Phoenix stava leggendo un vecchio dossier trovato negli archivi del suo ex capo Mia per passare il tempo mentre il vetro della finestra si appannava a causa dei riscaldamenti dell'ufficio. Lo squillo improvviso del telefono posto proprio vicino la sua scrivania lo spaventò:

-Woah! Oh accidenti, è solo il telefono!- Esclamò alzandosi dalla sua comoda sedia da lavoro e avvicinandosi a quell'apparecchio infernale.

Ma invece di rispondere con il suo solito tono allegro, l'avvocato rimase a fissarlo immobile mentre continuava a squillare senza alzare la cornetta, osservando lo schermo del cordless lampeggiare di luce arancione. 

Era consapevole di quello che stava facendo: magari era un cliente che aveva urgente bisogno di lui, o magari era Maya che gli telefonava dal villaggio Kurain per sapere come stava, ma qualcosa dentro di se gli diceva che in realtà era lui che ci riprovava per l'ennesima volta. In ogni caso non avrebbe risposto, voleva evitare di trovarlo dall'altro capo del filo e di dovergli chiudere il telefono in faccia. 

Non voleva risultare maleducato, non più di quanto risultava già.

Dopo pochi altri squilli il telefono cessò di suonare e si mise in funzione il servizio di segreteria telefonica, una piccola funzione tanto comoda quanto antipatica quando si cercava di evitare qualcuno. Il nastro cominciò a registrare il messaggio e il suono di una voce calma e profonda si diffuse nella stanza dell'ufficio dopo la stupida filastrocca che Maya aveva registrato per la segreteria.

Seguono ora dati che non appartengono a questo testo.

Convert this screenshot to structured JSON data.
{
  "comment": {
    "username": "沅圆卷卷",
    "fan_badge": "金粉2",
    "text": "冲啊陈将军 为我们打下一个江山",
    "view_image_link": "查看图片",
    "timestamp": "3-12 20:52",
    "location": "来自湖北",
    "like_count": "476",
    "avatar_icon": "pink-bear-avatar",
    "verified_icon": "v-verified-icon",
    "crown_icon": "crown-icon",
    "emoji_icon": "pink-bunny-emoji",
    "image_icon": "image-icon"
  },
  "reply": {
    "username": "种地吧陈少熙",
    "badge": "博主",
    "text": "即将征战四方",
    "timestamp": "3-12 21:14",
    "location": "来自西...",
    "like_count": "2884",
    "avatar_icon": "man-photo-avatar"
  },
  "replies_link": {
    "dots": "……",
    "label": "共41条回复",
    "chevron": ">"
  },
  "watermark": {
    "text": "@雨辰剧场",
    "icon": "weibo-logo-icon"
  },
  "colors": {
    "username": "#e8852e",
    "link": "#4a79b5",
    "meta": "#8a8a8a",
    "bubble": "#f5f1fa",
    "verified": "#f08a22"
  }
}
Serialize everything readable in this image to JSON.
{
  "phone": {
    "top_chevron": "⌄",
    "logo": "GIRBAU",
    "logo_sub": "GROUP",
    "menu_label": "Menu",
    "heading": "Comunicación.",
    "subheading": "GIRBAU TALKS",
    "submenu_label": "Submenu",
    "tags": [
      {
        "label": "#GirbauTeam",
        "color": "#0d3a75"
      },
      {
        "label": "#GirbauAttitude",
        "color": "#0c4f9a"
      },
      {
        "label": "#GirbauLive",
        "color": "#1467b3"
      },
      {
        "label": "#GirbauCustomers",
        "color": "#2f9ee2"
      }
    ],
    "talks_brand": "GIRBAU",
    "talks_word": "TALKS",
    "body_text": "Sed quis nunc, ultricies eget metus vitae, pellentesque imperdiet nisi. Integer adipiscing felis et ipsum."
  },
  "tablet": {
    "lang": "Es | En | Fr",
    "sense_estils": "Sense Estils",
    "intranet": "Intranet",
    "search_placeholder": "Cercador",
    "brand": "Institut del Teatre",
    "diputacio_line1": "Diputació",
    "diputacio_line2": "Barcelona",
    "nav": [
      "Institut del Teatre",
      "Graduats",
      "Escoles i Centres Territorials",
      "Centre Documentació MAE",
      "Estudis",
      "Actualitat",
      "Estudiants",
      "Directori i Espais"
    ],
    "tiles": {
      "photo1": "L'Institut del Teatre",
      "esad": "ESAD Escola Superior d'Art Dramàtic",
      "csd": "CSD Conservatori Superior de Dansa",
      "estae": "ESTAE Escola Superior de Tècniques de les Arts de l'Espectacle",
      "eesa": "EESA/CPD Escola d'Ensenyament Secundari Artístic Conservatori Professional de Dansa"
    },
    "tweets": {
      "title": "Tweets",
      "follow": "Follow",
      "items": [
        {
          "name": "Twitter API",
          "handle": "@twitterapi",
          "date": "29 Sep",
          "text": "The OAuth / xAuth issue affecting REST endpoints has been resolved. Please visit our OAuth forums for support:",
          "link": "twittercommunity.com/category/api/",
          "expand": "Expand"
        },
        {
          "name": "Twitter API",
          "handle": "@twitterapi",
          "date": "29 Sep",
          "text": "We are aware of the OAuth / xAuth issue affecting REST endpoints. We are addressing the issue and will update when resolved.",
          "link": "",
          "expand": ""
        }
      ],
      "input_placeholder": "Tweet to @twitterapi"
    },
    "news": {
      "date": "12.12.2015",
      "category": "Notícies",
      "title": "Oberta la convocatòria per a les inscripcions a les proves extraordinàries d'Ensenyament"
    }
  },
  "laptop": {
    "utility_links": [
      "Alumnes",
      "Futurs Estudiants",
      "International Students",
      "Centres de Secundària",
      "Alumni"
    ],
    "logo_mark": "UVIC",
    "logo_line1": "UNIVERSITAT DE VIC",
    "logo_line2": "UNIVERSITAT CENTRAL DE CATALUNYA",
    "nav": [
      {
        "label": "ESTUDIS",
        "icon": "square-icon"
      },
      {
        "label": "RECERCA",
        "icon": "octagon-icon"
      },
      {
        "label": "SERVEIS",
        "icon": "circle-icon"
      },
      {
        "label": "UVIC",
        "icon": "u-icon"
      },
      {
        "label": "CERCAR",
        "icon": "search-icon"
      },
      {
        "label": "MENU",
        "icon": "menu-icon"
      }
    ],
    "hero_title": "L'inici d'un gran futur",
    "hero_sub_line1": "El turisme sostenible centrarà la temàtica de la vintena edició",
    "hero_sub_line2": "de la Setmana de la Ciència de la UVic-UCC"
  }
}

-Wright, sono Edgeworth. So perfettamente che sei li ad ascoltarmi, questo è il dodicesimo messaggio che ti lascio dalla fine dell'ultimo caso. Devo parlarti Wright, smettila di evitarmi. Dammi almeno un'opportunità per spiegarti... Va bene, richiamami appena puoi!-

La segreteria del telefono concluse la registrazione con un sonorobip”. Wright rimase ancora per qualche istante a fissare il telefono immerso nei suoi pensieri, poi con uno scatto premette il suo indice ben allenato sul tasto “delete” senza alcun indugio. 

La segreteria del telefono riavvolse il suo nastro con un rumore piacevole e cancellò tutto quello che aveva appena registrato.

Il giovane avvocato si passò una mano sui capelli a punta, poi tornò al suo posto dietro la scrivania riprendendo tra le mani il dossier che stava leggendo.

Erano passati diversi giorni dall'ultimo caso che aveva affrontato, un caso davvero difficile che lo aveva provato sia fisicamente sia mentalmente. 

Scoprire che il suo cliente Matt Engarde non solo era davvero colpevole ma che aveva anche architettato il rapimento di Maya per costringerlo a difenderlo in tribunale con ricatti e minacce era stato davvero un duro colpo per l'avvocato corvino. 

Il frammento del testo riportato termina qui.